也从没想到,自己娇气到这个地步,舌尖磨得有些疼,轻嘶了声,条件反射性推着挤到口腔侧面。
反应过来后,“……”
时渺慌慌张张往后一仰头,差点儿撞上后面的行道树,还是被江应序拉了一把,才勉强稳住身体。
视线一落。
江应序举在半空、微微蜷起的指尖,路灯一照,亮晶晶的。
时渺:“。”
时渺感觉完蛋了。
“我不是故意的。”
猫最多也就是往他指尖上咬一口,留下小小牙印。
哪儿会像这样。
时渺手忙脚乱去江应序书包里拿纸巾,红着耳朵小声道歉。
比起时渺的着急,江应序显得淡然很多。
很平静地接过她手中暴力拆开的湿巾,长睫微垂,慢条斯理地擦拭手指。
还反过来安慰她没关系。
湿巾冰凉,将手指擦拭干净
江应序深深注视着自己的指尖,却感觉仍旧有火在燎动。
他突然出声:“班长找你,你先去看看吧。

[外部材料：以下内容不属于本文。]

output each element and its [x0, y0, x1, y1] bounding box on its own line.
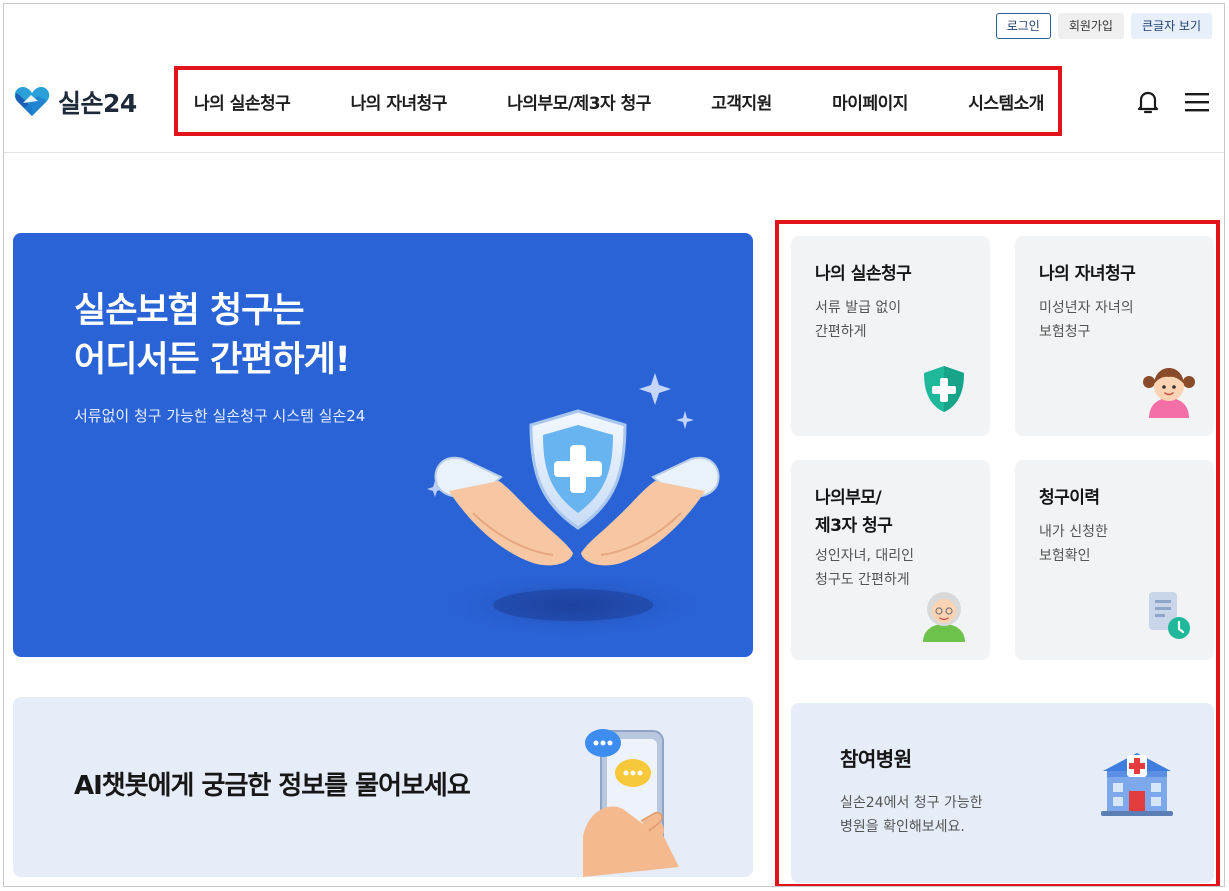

”
时渺没动,眼神跟卖乖的小猫一样,软绵绵的,小声问他,“你会不会不舒服?”
江应序:“还好。”
他很淡地弯唇,温声道:“早就习惯了,别担心,去看看你想吃点什么。”
“我去扔个垃圾。”
时渺往前走了两步,慢吞吞的,一直回头看他,像是在等他一起。
江应序却难得没有上前。
冰凉湿巾丢进街边的垃圾箱。
他在旁站立好一会儿,直到冷风呼呼从拉开的领口灌进身体,将脸庞、颈间的肌肤全部吹得凉透,才缓缓闭眼,吐出一口气。
-
夏荟提前预定了一家口碑不错的韩料店。
跨年夜,出来玩的人很多,稍微有点名气的餐馆全都挤满了人。
穿过门口排队等位的人群后,康诗诗对夏荟竖起了大拇指,“还是班长考虑周到,要不是你提前定好,我们今天都找不到地方吃饭。”
夏荟:“吹太过了啊。”
脸上却全是嘚瑟的笑。
她找服务员报上预留的手机号,招呼众人跟上,一起往预定的包厢里走。
包厢不大,只放了八张椅子,又从隔壁搬来两张。
夏荟一边把路上提前看好的菜单给服务生,一边让大家自己找地方坐。
时渺挑了个位置坐下,扭头朝落在后面的江应序招手,“坐这儿。”
江应序嗯了声,绕过来坐下。
小圆桌,空间窄窄的。
大家都想给其他人留下足够的空间,互相贴着坐,膝盖大腿在桌下碰来碰去,时不时嘀咕一句谁踢我了谁又踩我脚了。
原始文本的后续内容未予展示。